Les candidats au recrutement à Mota- Engil, une société sous-traitante de la SAG, ont envahi le bloc administratif de la préfecture pour le dépôt de leurs dossiers de candidature. Pour les soixante douze (72) places disponibles, nous comptons déjà plus de deux mille (2000) postulants.

Selon le préfet, le Colonel Moussa Condé, « c’est un recrutement qui concerne des ouvriers spécialisés. Avant, c’est la SAG, la société mère, qui recrutait pour ses société sous-traitantes. Mais, il a été constaté que ces sociétés sous-traitantes abandonnent les gens après leur contrat. C’est ce qui provoquait des problèmes. Maintenant, c’est les sous-traitants qui recrutent directement ».

Colonel Moussa Condé, préfet de Siguiri
Colonel Moussa Condé, préfet de Siguiri

Par ailleurs, le préfet a apporté des précisions sur les postes à pourvoir. « Cette fois, ce Mota-Engil qui recrute des ouvriers, mais des spécialistes : les conducteurs des engins lourds, les opérateurs de bulles, des gradeurs, des techniciens de flotte, des soudeurs…raison pour la quelle les diplômes et les attestations ont été demandés ».

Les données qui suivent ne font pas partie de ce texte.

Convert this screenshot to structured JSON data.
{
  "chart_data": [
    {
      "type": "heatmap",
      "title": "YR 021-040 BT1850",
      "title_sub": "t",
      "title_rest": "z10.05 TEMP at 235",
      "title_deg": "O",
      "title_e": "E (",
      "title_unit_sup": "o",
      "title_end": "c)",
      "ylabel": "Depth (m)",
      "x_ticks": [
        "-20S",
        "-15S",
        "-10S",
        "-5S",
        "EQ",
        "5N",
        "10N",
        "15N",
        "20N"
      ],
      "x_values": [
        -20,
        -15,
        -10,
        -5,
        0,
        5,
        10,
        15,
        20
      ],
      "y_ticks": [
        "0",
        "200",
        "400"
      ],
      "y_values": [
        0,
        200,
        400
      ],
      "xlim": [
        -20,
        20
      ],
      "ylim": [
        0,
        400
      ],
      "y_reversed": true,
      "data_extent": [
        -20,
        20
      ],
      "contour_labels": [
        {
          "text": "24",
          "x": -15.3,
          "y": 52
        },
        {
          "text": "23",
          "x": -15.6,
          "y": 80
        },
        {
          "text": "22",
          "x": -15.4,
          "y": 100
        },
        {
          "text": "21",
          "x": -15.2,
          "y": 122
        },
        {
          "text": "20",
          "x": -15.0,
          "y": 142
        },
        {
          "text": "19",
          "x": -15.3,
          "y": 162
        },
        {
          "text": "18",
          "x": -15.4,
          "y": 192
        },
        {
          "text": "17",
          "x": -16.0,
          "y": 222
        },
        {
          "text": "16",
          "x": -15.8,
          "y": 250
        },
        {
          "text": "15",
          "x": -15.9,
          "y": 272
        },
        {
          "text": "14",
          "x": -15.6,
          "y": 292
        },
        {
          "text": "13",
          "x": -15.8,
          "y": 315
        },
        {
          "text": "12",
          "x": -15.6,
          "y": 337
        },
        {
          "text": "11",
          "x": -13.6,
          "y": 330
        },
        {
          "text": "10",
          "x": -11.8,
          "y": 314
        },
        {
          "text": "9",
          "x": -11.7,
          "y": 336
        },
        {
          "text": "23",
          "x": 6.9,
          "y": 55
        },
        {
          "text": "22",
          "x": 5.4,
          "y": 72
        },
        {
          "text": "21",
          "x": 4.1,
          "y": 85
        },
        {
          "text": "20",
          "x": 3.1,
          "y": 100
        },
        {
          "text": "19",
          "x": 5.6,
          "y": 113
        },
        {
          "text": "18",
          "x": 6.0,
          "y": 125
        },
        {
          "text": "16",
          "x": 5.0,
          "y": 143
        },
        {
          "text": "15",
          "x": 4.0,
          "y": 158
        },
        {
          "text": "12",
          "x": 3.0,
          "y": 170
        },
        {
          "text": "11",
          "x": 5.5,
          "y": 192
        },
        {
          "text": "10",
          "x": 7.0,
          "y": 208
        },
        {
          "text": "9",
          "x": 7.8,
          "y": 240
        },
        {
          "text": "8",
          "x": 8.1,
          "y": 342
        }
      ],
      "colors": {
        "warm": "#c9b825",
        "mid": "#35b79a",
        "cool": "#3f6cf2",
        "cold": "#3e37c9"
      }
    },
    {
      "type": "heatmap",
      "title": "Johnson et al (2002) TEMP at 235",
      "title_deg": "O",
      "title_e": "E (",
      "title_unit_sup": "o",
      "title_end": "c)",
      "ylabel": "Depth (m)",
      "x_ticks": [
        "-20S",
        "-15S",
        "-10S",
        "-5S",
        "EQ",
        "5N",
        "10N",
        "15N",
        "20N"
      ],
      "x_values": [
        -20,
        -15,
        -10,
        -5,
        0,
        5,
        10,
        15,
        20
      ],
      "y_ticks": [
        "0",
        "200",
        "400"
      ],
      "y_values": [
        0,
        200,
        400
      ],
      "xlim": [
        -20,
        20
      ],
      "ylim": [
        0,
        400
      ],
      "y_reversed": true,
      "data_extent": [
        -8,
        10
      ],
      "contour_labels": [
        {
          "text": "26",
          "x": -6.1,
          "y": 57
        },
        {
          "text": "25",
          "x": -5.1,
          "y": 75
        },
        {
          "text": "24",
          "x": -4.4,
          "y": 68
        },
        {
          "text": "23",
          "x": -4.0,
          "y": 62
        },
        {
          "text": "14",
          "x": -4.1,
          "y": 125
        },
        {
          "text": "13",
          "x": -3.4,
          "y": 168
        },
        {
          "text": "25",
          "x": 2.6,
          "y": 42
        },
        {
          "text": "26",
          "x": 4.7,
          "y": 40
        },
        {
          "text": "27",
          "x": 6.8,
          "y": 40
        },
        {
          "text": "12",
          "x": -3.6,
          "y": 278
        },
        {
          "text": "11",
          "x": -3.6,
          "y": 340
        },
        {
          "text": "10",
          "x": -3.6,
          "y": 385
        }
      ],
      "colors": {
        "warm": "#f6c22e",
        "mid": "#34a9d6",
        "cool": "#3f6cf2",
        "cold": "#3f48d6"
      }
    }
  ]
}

En outre, le préfet de Siguiri a confirmé cette ruée des jeunes à la recherche d’emploi vers le bloc administratif avant d’expliquer les raisons du remplacement de la commission de recrutement. « Aujourd’hui, nous constatons un envahissement total. Nous n’allons rejeter aucun dossier, mais le test sera organisé par la société elle-même. Nous, nous recevons les dossiers. Mais c’est la société qui organise son test. Je suis venu trouver une commission de recrutement, mais elle n’était plus crédible. C’est pourquoi j’ai remplacé cette commission par des cadres de la préfecture. Quand les résultats seront publiés, les candidats doivent comprendre dès maintenant, si tu n’as pas la qualification demandée, il serait mieux de te retirer », a conseillé l’officier.

En attendant, les jeunes candidats et autres anciens travailleurs compressés passent la nuit au bloc administratif préfectoral pour le dépôt de leurs dossiers.